KPAI Sayangkan 2 Siswa SMP Enggan Hormat Bendera Dikeluarkan

CNN Indonesia
Kamis, 28 Nov 2019 16:33 WIB
Komisioner KPAI Retno Listyarti mengkritisi keputusan mutasi dua siswa SMP di Kota Batam karena enggan melakukan hormat pada bendera saat upacara.
Komisioner KPAI Retno Listyarti. (CNNIndonesia/M. Arby Rahmat Putratama)
Jakarta, CNN Indonesia -- Komisi Perlindungan Anak Indonesia (KPAI) menyayangkan dua siswa SMP di Kota Batam, Kepulauan Riau dikeluarkan dari sekolah karena enggan hormat bendera dan menyanyikan lagu Indonesia Raya saat upacara.
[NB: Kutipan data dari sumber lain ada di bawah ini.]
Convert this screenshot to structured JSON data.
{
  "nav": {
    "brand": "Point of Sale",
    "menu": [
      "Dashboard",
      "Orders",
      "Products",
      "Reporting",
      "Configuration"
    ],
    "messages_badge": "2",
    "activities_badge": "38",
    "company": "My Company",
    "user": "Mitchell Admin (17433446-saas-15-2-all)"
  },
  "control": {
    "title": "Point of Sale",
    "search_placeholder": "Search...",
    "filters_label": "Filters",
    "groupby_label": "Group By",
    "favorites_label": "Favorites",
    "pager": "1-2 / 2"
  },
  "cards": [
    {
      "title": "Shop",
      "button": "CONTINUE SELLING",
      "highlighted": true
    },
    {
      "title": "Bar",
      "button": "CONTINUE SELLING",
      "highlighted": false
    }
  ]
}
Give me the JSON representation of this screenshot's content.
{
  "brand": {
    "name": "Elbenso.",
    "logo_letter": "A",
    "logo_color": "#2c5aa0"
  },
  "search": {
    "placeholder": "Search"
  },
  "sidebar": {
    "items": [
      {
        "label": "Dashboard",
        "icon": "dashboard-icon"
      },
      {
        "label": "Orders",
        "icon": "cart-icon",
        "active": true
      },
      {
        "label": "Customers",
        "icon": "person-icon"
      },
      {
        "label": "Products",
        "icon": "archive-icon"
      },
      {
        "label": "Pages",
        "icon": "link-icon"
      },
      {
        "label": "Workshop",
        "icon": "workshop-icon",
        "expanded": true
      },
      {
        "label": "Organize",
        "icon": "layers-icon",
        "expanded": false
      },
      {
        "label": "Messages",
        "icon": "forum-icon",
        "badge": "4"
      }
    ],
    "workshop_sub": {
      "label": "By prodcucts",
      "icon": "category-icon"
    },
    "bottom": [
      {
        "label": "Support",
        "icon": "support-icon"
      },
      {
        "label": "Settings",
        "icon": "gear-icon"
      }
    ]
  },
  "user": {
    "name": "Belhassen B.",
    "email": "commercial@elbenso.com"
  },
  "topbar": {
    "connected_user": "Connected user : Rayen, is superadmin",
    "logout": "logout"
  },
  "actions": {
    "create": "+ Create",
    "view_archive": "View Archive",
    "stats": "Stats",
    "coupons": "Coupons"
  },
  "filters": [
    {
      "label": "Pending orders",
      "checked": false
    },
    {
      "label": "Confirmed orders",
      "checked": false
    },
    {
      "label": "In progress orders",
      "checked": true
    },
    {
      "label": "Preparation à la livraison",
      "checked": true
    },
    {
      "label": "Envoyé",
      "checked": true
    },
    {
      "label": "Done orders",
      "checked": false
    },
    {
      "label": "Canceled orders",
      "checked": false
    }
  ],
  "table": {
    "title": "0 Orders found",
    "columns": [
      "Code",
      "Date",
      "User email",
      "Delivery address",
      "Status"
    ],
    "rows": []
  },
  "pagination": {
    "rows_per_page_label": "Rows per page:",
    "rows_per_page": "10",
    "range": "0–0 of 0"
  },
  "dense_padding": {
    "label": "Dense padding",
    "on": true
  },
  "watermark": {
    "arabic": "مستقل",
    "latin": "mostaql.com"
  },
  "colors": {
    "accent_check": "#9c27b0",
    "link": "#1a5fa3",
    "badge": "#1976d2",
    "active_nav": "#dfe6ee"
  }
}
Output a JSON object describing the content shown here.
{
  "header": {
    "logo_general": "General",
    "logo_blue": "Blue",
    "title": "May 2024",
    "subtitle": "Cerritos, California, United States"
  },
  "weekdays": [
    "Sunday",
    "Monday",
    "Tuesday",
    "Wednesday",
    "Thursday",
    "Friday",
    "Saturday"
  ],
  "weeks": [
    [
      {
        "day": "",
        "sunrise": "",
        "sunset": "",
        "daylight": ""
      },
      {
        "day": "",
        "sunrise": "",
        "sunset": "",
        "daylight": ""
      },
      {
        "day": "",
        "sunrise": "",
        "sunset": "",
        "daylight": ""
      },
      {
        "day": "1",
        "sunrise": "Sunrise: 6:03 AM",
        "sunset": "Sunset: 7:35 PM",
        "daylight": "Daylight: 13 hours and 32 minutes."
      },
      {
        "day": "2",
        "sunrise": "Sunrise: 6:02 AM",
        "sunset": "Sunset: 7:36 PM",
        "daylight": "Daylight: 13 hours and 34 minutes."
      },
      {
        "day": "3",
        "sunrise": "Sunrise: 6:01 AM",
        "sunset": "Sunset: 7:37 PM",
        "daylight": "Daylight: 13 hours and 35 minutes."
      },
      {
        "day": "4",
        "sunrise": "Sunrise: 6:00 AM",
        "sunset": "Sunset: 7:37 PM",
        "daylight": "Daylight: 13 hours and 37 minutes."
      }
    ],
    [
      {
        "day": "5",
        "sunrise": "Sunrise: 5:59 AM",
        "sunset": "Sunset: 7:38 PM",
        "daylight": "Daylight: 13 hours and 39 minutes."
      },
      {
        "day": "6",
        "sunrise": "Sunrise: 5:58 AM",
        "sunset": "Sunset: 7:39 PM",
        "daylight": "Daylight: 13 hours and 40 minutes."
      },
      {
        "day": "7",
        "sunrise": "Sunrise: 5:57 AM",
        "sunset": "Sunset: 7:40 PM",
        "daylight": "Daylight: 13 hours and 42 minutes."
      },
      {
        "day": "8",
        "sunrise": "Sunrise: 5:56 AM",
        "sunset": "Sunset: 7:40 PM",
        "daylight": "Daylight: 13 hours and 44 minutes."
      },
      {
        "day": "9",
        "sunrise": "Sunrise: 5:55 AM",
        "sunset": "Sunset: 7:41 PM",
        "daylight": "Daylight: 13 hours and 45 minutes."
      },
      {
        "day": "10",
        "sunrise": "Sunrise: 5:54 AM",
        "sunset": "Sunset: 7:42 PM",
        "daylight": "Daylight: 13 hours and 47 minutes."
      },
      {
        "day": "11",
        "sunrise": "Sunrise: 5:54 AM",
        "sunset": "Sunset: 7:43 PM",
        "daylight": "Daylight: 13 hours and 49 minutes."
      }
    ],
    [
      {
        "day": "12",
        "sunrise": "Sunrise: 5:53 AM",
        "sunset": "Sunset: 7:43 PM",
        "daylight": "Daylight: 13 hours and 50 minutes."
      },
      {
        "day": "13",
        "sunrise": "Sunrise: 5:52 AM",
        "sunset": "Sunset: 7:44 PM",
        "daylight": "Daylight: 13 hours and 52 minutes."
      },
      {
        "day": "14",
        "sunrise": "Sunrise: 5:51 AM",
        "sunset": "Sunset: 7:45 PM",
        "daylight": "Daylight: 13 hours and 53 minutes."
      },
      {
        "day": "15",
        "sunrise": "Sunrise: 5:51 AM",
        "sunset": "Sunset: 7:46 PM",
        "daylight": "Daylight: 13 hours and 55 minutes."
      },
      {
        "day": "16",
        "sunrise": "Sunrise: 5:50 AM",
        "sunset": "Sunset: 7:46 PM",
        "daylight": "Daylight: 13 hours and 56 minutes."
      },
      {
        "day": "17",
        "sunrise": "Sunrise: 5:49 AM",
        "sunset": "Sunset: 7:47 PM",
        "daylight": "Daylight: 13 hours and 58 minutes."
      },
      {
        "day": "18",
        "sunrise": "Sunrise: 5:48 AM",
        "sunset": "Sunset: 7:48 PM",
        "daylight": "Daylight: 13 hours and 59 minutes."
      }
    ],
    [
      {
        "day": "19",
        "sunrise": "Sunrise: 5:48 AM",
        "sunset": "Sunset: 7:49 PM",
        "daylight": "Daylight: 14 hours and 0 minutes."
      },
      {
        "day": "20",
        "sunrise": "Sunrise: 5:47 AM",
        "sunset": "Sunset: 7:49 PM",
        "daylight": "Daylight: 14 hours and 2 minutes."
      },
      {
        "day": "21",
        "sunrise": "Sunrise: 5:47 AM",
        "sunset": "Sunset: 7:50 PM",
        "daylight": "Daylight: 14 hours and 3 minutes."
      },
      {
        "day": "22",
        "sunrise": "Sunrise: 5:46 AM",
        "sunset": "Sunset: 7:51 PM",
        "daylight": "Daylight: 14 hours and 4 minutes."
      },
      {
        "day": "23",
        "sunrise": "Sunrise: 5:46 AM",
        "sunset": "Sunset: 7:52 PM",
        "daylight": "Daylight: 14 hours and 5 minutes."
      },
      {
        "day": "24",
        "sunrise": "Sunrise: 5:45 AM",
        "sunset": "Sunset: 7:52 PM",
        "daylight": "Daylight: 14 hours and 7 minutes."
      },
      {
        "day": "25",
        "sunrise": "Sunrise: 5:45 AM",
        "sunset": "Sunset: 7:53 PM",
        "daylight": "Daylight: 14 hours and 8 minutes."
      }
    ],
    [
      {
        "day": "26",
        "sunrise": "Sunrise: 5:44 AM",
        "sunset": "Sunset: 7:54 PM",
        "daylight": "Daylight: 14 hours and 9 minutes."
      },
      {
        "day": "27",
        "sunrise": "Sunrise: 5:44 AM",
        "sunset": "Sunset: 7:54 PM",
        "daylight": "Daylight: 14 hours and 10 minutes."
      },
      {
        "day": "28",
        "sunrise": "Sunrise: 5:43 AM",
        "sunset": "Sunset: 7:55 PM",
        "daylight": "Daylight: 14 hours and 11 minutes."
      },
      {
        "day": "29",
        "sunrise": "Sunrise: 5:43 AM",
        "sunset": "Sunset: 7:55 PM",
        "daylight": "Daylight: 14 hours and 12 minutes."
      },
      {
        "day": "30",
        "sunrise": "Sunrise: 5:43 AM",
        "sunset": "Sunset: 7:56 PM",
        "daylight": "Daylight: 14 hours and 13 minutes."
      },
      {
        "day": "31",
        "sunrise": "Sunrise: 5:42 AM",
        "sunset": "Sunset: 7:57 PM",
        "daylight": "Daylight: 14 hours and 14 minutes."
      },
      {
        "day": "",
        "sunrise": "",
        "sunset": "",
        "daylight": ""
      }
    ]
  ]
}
KPAI juga berharap anak-anak tersebut tetap bisa bersekolah.

Komisioner KPAI bidang Pendidikan Retno Listyarti mengatakan dua anak tersebut harus tetap bersekolah demi kepentingan terbaik mereka.

"KPAI menyayangkan keputusan sekolah yang didukung oleh Dinas Pendidikan Kota Batam yang memutuskan memutasi dua siswa tersebut ke PKBM (Pusat Kegiatan Belajar Masyarakat)," kata Retno dalam keterangan tertulisnya, Kamis (28/11).

ADVERTISEMENT

SCROLL TO CONTINUE WITH CONTENT

Keputusan memindahkan anak ke PKBM dinilainya bukan langkah tepat, kecuali memang atas keinginan mereka sendiri.   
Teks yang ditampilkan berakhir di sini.